Ouvi o barulho de galho seco quebrando na mata, me alarmei e parei. Não a vi. Mas vi os outros. Fiquei em silêncio, Tohr parou na árvore ao lado de mim. Muitos troncos musculosos e fortes, lâminas de todos os tipos eles carregavam nas mãos. Ouvi outro grito. Fui um passo a frente, Tohr balançou a cabeça em negativa.

Não.

Ele sussurrou.

— Meu nome é Amanda, por favor, não me machuquem. Tira ele daqui. Quem são vocês, hein? A Rainha vai matar cada um de vocês. Eu sou Amanda. Não grite comigo.

Outro grito. Maldito.

— Princesa, não... — Tohr me implorou.

— Meu nome é Amanda, estou com medo. Estou longe de casa e estou com medo. Por favor, não.

— Tarde demais, Tohr.

E lá iria eu. Mas também não fui. Dei alguns passos, alguém passou mais rápido por mim. Fiquei parada vendo as costas daquele, que antes eu julguei um assassino, se aproximando daquela roda de homens. Ele se esgueirou entre aqueles corpos brutos e sumiu da minha visão. Tohr me segurou pelos ombros.

— Tempo. — Pediu.

— Talvez não tenhamos.

E voltei a encarar a multidão de corpos. O encapuzado falou alguma coisa, palavras difíceis demais para mim. Uma antiga lingua ou talvez, uma nova. Eu não podia confirmar. Aquelas pessoas se olharam e abriram caminho, e eu finalmente vi Amanda sentada no chão. Ela tinha lágrimas molhando seu rosto inteiro. Assim como eu, também estava de pijama.

E o capuz havia sumido, deixando aquele rosto se mostrar. Amanda abriu a boca ao me ver, e eu não queria sequer chegar perto dela a algumas horas. Mas ela tinha razão. O nome dela é Amanda, ela está longe de casa e com medo. Então me guiei para lá.

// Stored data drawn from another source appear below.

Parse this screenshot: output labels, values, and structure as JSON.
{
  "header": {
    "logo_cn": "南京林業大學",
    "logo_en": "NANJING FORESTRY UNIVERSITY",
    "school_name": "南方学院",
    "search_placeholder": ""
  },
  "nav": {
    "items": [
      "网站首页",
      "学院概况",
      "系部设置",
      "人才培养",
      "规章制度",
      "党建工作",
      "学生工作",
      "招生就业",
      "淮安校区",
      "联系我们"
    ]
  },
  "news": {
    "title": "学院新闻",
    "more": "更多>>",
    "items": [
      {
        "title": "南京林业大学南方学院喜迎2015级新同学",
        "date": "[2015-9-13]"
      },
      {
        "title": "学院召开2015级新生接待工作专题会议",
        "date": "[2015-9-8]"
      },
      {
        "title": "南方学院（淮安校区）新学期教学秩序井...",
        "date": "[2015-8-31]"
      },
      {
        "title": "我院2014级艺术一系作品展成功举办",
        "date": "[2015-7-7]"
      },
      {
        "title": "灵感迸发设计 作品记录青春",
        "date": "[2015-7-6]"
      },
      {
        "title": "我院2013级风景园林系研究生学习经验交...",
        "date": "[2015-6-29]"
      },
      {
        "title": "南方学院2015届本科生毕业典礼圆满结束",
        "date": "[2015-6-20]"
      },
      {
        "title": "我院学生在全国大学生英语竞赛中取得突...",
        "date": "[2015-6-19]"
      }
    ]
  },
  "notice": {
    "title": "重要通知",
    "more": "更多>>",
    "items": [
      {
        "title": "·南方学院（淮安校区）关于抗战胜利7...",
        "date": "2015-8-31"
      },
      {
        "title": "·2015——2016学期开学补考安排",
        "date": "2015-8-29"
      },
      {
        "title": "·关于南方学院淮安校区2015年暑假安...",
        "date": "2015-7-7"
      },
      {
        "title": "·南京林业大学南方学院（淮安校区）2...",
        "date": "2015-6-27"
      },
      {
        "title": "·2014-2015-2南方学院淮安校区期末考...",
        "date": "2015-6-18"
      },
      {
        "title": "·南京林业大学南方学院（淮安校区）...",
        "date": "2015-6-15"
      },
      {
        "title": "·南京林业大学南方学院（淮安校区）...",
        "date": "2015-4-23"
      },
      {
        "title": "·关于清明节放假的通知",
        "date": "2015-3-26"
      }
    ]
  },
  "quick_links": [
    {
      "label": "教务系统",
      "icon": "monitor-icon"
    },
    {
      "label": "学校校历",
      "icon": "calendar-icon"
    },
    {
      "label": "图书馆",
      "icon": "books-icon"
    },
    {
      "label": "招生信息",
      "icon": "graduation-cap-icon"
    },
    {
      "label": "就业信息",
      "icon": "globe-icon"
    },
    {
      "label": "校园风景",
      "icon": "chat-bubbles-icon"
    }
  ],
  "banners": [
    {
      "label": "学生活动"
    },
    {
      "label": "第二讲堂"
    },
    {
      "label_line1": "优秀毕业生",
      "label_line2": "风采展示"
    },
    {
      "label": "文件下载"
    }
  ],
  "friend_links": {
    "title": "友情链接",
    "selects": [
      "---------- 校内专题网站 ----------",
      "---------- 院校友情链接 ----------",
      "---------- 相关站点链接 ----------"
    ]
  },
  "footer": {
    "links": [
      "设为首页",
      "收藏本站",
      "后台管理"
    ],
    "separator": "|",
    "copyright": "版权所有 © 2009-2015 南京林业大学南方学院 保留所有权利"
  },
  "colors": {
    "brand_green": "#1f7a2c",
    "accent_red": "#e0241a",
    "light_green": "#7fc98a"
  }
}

E aquele monte de corpos grandes e brutos fizeram reverências para mim enquanto passava. Meu coração estava tão acelerado no peito que eu não soube dizer se ele estava batendo ou espancando. Mas senti alívio ao me ajoelhar do lado de Amanda Ross. E isso era algo que eu jamais acreditaria em outra vida.

  — Você está bem? — Questionei, ela assentiu, me abraçou.

Fiquei congelada lá.

Levantei a cabeça e vi os olhos marrons daquele que antes eu tinha uma pilha de grosseria para despejar. Tohr parou bem ao lado dele.

— Devo perguntar se você sabe como veio parar aqui?

— Aeryn, eu juro que eu dormi. Foi apenas isso. Quando acordei, estava aqui. E eles também. — Ela apontou para os homens que estavam de joelhos. — Eles não falam a nossa língua.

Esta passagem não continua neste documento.